Towards Automaticity in Reinforcement Learning: A Model-Based Functional Magnetic Resonance Imaging Study

Burak ERDENİZ, John DONE
2020 June - 57 (2)
TURKISH PDF ENGLISH PDF

Highlights


Abstract

Introduction: Previous studies showed that over the course of learning
many neurons in the medial prefrontal cortex adapt their firing rate
towards the options with highest predicted value reward but it was
showed that during later learning trials the brain switches to a more
automatic processing mode governed by the basal ganglia.
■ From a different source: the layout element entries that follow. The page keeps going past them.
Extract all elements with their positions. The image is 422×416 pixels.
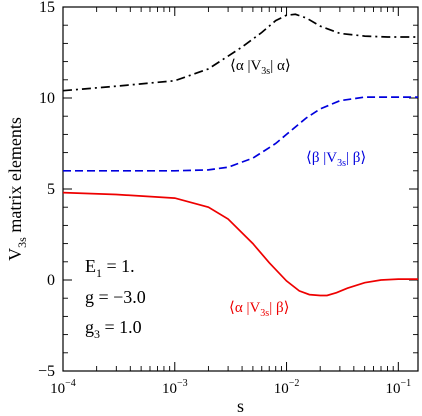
y-tick-label: 5	[47, 181, 55, 198]
chart-marks: 10−4 10−3 10−2 10−1 −5 0 5 10 15 s V3s matrix elem…	[5, 0, 419, 416]
x-tick-label: 10−3	[162, 378, 188, 397]
series-label-1: ⟨β |V3s| β⟩	[306, 150, 366, 169]
series-line-2	[62, 191, 418, 297]
g-annotation: g = −3.0	[85, 287, 146, 307]
y-axis-label: V3s matrix elements	[5, 117, 29, 261]
e1-annotation: E1 = 1.	[85, 256, 135, 280]
y-tick-label: −5	[38, 363, 55, 380]
x-tick-label: 10−2	[274, 378, 300, 397]
series-line-1	[63, 96, 418, 172]
series-label-0: ⟨α |V3s| α⟩	[230, 58, 291, 77]
g3-annotation: g3 = 1.0	[85, 317, 142, 341]
y-tick-label: 10	[39, 90, 55, 107]
x-tick-label: 10−4	[50, 378, 76, 397]
series-label-2: ⟨α |V3s| β⟩	[229, 300, 289, 319]
x-tick-label: 10−1	[385, 378, 411, 397]
y-tick-label: 15	[39, 0, 55, 16]
series-line-0	[62, 13, 418, 92]
x-axis-label: s	[237, 396, 244, 416]
y-tick-label: 0	[47, 272, 55, 289]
Based on
this evidence, we hypothesized that during the early learning trials the
predicted values of chosen options will be coded by a goal directed
system in the medial frontal cortex but during the late trials the predicted
values will be coded by the habitual learning system in the dorsal
striatum.
Methods: In this study, using a 3 Tesla functional magnetic resonance
imaging scanner (fMRI), blood oxygen level dependent signal (BOLD)
data was collected whilst participants (N=12) performed a reinforcement
learning task. The task consisted of instrumental conditioning trials
wherein each trial a participant choose one of the two available options
in order to win or avoid losing money. In addition to that, depending
on the experimental condition, participants received either monetary
reward (gain money), monetary penalty (lose money) or neural outcome.
Results: Using model-based analysis for functional magnetic resonance
imaging (fMRI) event related designs; region of interest (ROI) analysis
was performed to nucleus accumbens, medial frontal cortex, caudate
nucleus, putamen and globus pallidus internal and external segments. In
order to compare the difference in brain activity for early (goal directed)
versus late learning (habitual, automatic) trials, separate ROI analyses
were performed for each anatomical sub-region. For the reward
condition, we found significant activity in the medial frontal cortex
(p<0.05) only for early learning trials but activity is shifted to bilateral
putamen (p<0.05) during later trials. However, for the loss condition
no significant activity was found for early trials except globus pallidus
internal segment showed a significant activity (p<0.05) for later trials.
Conclusion: We found that during reinforcement learning activation in
the brain shifted from the medial frontal regions to dorsal regions of the
striatum. These findings suggest that there are two separable (early goal
directed and late habitual) learning systems in the brain.